GSK-3β activity and hyperdopamine-dependent behaviors

Abstract

Dopamine plays important roles in normal brain function and many neuropsychiatric disorders. Classically, dopamine receptors are positively coupled to G protein-mediated signaling to regulate cyclic adenosine monophosphate (cAMP)-protein kinase A (PKA)-dopamine and cAMP-regulated phosphoprotein of 32 kDa (DARPP-32) and Ca(2+) pathways. However, emerging evidence indicates that under hyperdopaminergic conditions, the protein kinase B (Akt)-glycogen synthase kinase 3β (GSK-3β) signaling cascade may mediate dopamine actions via D(2)-like receptors. This cAMP-independent signaling pathway involves the regulation of downstream synaptic targets, e.g., AMPA receptor, NMDA receptors, and thus synaptic plasticity.
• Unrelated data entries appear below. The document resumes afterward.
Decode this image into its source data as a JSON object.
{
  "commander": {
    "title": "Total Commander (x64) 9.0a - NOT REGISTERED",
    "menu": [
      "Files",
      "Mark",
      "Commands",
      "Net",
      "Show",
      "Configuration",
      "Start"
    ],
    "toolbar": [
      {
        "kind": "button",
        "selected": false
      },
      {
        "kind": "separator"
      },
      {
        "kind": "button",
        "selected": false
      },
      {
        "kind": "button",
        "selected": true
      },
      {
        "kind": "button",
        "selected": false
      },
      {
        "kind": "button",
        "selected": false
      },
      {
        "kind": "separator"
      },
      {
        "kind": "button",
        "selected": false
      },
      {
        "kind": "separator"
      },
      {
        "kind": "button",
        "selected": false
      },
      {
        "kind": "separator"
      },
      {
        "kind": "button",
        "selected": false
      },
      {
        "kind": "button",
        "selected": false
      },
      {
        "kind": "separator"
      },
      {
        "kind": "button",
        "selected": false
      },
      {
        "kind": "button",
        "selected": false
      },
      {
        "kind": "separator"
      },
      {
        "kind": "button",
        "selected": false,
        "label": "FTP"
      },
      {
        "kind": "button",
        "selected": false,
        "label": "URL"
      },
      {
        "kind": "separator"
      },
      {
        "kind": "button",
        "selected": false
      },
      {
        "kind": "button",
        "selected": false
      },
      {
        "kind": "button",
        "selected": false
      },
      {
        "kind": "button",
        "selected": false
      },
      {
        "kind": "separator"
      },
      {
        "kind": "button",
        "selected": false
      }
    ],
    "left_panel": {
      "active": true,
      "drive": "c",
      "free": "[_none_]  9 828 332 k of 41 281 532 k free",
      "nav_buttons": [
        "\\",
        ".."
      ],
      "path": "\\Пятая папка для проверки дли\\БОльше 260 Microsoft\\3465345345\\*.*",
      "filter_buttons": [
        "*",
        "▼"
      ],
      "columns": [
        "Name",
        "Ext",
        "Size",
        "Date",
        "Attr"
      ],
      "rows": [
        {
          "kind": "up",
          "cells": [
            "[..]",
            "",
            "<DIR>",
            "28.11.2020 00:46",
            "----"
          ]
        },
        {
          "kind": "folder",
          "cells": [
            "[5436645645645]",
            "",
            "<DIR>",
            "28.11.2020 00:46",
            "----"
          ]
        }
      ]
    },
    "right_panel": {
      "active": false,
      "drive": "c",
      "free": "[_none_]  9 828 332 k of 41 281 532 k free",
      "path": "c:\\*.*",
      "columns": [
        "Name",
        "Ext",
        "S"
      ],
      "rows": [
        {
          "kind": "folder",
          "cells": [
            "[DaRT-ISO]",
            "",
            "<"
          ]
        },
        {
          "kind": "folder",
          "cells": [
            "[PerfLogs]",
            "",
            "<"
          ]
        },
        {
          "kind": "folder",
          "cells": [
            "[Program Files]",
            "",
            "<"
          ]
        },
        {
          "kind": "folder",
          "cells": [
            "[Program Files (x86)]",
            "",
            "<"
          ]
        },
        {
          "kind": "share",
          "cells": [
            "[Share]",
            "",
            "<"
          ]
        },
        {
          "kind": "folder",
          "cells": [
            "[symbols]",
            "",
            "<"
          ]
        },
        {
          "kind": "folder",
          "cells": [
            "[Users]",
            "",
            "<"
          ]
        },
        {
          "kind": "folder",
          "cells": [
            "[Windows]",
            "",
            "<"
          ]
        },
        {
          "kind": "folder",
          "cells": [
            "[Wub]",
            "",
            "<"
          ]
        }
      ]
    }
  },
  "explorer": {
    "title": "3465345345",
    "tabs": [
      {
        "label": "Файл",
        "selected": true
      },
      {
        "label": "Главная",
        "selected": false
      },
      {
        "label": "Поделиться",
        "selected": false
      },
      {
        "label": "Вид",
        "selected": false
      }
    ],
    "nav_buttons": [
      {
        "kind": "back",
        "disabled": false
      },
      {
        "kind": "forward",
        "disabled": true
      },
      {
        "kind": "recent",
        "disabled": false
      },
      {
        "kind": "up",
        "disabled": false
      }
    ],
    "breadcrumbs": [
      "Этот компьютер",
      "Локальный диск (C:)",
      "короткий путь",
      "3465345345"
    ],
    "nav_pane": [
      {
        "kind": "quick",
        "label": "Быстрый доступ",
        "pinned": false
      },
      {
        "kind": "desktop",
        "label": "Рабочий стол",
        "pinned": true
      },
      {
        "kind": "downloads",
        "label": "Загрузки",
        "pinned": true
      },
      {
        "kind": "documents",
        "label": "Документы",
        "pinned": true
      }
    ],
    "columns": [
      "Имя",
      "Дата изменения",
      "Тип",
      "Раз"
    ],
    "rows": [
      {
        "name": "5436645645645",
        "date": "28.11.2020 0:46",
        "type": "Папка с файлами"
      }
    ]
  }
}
Here we provide an overview of how this novel signaling pathway relays dopamine receptor-mediated responses, particularly hyperdopamine-dependent behaviors. We discuss the relevance of the Akt/GSK-3β signaling cascade for the expression of dopamine-dependent behaviors and the drug actions associated with dopaminergic systems.

Figure 1

Model illustrating the signaling pathways activated by optimal DA and hyperdopamine. A, under normal conditions, optimal DA through activation of D1-coupled Gs/olf protein activates the classic AC/cAMP/PKA/DARPP-32 pathway, which reduces the activity of protein phosphatase 1 (PP1). In addition, phosphorylation of DARPP-32 by Cdk5 causes inhibition of PKA, inactivation of protein phosphatase 2A (PP2A), and decreased dephosphorylation of DARPP-32. Inhibition of PKA also results in decreased phosphorylation of DARPP-32 and, therefore, inactivation of PP1. Inhibition of PKA and activation of PP1 synergistically regulate the phosphorylation of various substrates, such as AMPA and NMDA receptors, and thus induce long-term plasticity and enhance cognitive functions. B, under hyperdopaminergic conditions, however, the signaling pathways activated by DA are much more complicated. On the one hand, by sequentially activating DA D1 receptors, PKA and PP2A reduce the level of DARPP-32. Dephosphorylation of DARPP-32 by PP-2A removes the inhibition of PKA. Activation of PKA also results in increased phosphorylation of DARPP-32 and inhibition of PP1. Activation of PKA and inhibition of PP1 synergistically increase the phosphorylation of various substrates such as glutamate receptors. On the other hand, emerging evidence indicates that a high concentration of DA likely activates D2 receptors more than it does D1 receptors. Under hyperdopaminergic conditions, Akt/GSK-3β signaling cascade critically mediates DA actions via D₂-like receptors. This cAMP-independent signaling pathway involves β-arrestin and PP2A in the upstream and regulation of glutamate receptors and synaptic plasticity in the downstream. Consequently, increase of GSK-3β activity would cause a cognitive deficit. In the striatum, it has also been reported that under a high concentration of DA, the D1/D2 heterooligomer couples to Gq/11 or Gβγ to activate the phospholipase C/IP3/PP2B pathway and to regulate synaptic functions.